Lacking catalysts, the local equities market had a cautious start to the week, and like its regional peers, saw muted market action.
The Straits Times Index (STI) finished at 3,311.53, down 9.87 points, or 0.3 per cent.
It was mixed across the region with markets in Australia, China, Hong Kong and Japan notching up modest gains. South Korea was flat and Malaysia closed lower.
"We were calling for a mixed start today regardless of the Middle East brouhaha as the market is weighted down by the uncertainty of what door to walk through," said Vanguard Markets' managing partner Stephen Innes.

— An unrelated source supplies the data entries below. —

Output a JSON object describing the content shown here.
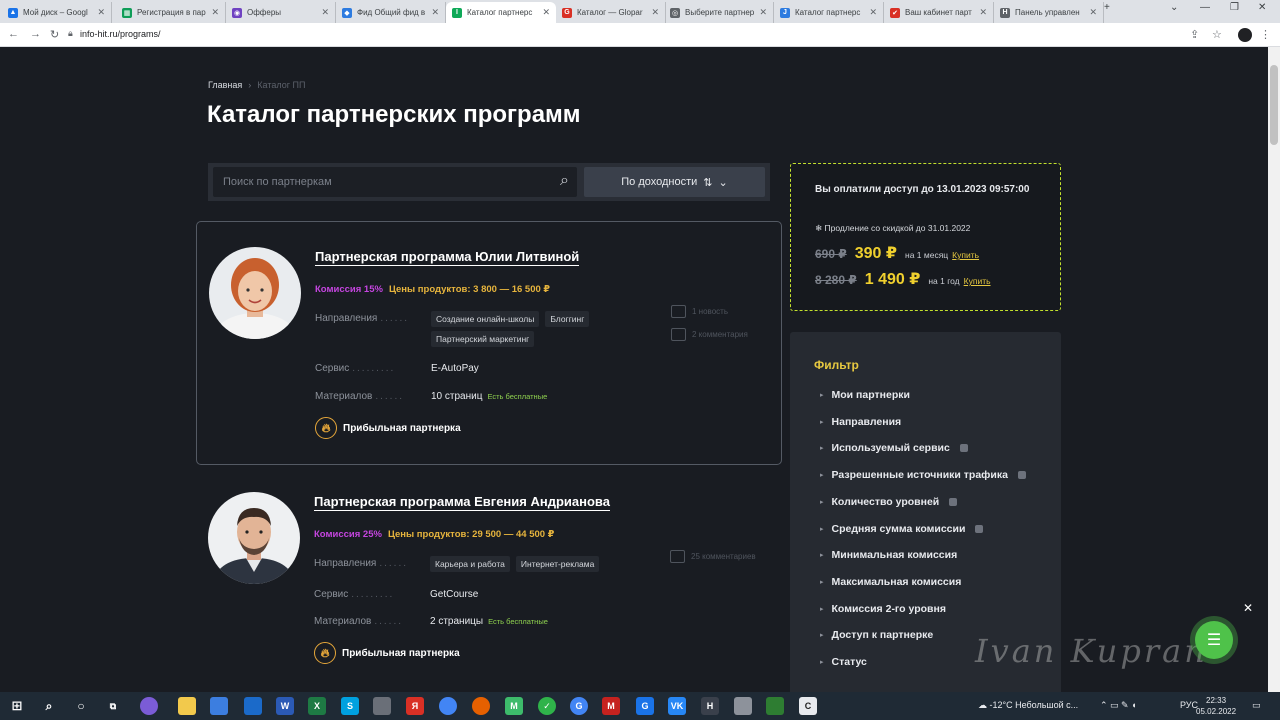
{
  "browser": {
    "tabs": [
      {
        "title": "Мой диск – Googl",
        "color": "#1a73e8",
        "glyph": "▲"
      },
      {
        "title": "Регистрация в пар",
        "color": "#0f9d58",
        "glyph": "▦"
      },
      {
        "title": "Офферы",
        "color": "#6f42c1",
        "glyph": "◉"
      },
      {
        "title": "Фид Общий фид в",
        "color": "#2d7be0",
        "glyph": "◆"
      },
      {
        "title": "Каталог партнерс",
        "color": "#0fa958",
        "glyph": "I"
      },
      {
        "title": "Каталог — Glopar",
        "color": "#d93025",
        "glyph": "G"
      },
      {
        "title": "Выберите партнер",
        "color": "#5f6368",
        "glyph": "◎"
      },
      {
        "title": "Каталог партнерс",
        "color": "#2d7be0",
        "glyph": "J"
      },
      {
        "title": "Ваш кабинет парт",
        "color": "#d93025",
        "glyph": "✔"
      },
      {
        "title": "Панель управлен",
        "color": "#5f6368",
        "glyph": "H"
      }
    ],
    "new_tab": "+",
    "url": "info-hit.ru/programs/"
  },
  "breadcrumbs": {
    "home": "Главная",
    "separator": "›",
    "current": "Каталог ПП"
  },
  "page_title": "Каталог партнерских программ",
  "search": {
    "placeholder": "Поиск по партнеркам"
  },
  "sort": {
    "label": "По доходности"
  },
  "programs": [
    {
      "title": "Партнерская программа Юлии Литвиной",
      "commission": "Комиссия 15%",
      "prices": "Цены продуктов: 3 800 — 16 500 ₽",
      "directions_label": "Направления",
      "tags": [
        "Создание онлайн-школы",
        "Блоггинг",
        "Партнерский маркетинг"
      ],
      "service_label": "Сервис",
      "service": "E-AutoPay",
      "materials_label": "Материалов",
      "materials": "10 страниц",
      "free": "Есть бесплатные",
      "badge": "Прибыльная партнерка",
      "news": "1 новость",
      "comments": "2 комментария"
    },
    {
      "title": "Партнерская программа Евгения Андрианова",
      "commission": "Комиссия 25%",
      "prices": "Цены продуктов: 29 500 — 44 500 ₽",
      "directions_label": "Направления",
      "tags": [
        "Карьера и работа",
        "Интернет-реклама"
      ],
      "service_label": "Сервис",
      "service": "GetCourse",
      "materials_label": "Материалов",
      "materials": "2 страницы",
      "free": "Есть бесплатные",
      "badge": "Прибыльная партнерка",
      "comments": "25 комментариев"
    }
  ],
  "subscription": {
    "paid_until": "Вы оплатили доступ до 13.01.2023 09:57:00",
    "discount": "❄ Продление со скидкой до 31.01.2022",
    "plans": [
      {
        "old": "690 ₽",
        "new": "390 ₽",
        "period": "на 1 месяц",
        "buy": "Купить"
      },
      {
        "old": "8 280 ₽",
        "new": "1 490 ₽",
        "period": "на 1 год",
        "buy": "Купить"
      }
    ]
  },
  "filter": {
    "title": "Фильтр",
    "items": [
      {
        "label": "Мои партнерки",
        "info": false
      },
      {
        "label": "Направления",
        "info": false
      },
      {
        "label": "Используемый сервис",
        "info": true
      },
      {
        "label": "Разрешенные источники трафика",
        "info": true
      },
      {
        "label": "Количество уровней",
        "info": true
      },
      {
        "label": "Средняя сумма комиссии",
        "info": true
      },
      {
        "label": "Минимальная комиссия",
        "info": false
      },
      {
        "label": "Максимальная комиссия",
        "info": false
      },
      {
        "label": "Комиссия 2-го уровня",
        "info": false
      },
      {
        "label": "Доступ к партнерке",
        "info": false
      },
      {
        "label": "Статус",
        "info": false
      }
    ]
  },
  "watermark": "Ivan Kupran",
  "taskbar": {
    "weather": "-12°C  Небольшой с...",
    "lang": "РУС",
    "time": "22:33",
    "date": "05.02.2022"
  }
}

The "doors"are the dovish US Federal Reserve, trade war uncertainty, Middle East escalation in tensions and the wait-and-see approach until the G-20 meeting between the United States and China.
Trading volume in Singapore clocked in at 1.38 billion securities, 16 per cent over the daily average in the first five months of this year. Total turnover came to $1.01 billion, just under the January-to-May daily average.
Across the market, decliners trumped advancers 214 to 169. The STI fared better, with 12 of its 30 components ending in the red.
Expectations of Fed dovishness saw investors turn to buying up real estate investment trusts (Reits) in recent weeks. While Reits are beneficiaries of a lower interest rate environment, traders said some now have "expensive" valuations.
OCBC Investment Research downgraded CapitaLand Commercial Trust (CCT), which closed unchanged at $2.14, to "sell" on valuation grounds. The research house said that given the rally, its estimate for CCT's financial year 2019 distribution yield fell to 4.3 per cent. Meanwhile, a Bloomberg consensus has distribution yield at 4.2 per cent, which is an eight-year low, and "CCT last traded at such tight valuations in terms of absolute yield" in November 2007, OCBC said.
That said, retail Reits still offer upside. Last Friday, UOB Kay Hian said such Reits have weathered the impact of online shopping and are seeing more contribution from tourists.
Among defensive Reit plays, UOB Kay Hian favours Frasers Centrepoint Trust (FCT), which advanced $0.05, or 2 per cent, to $2.59 yesterday, for its focus "on necessity spending and suburban retail malls in HDB housing estates".
Financials were among the laggards. DBS Group Holdings closed $0.15 or 0.6 per cent down at $25.77, OCBC Bank dipped $0.07, or 0.6 per cent, to $11.28 while United Overseas Bank finished at $25.86, dropping $0.46, or 1.8 per cent.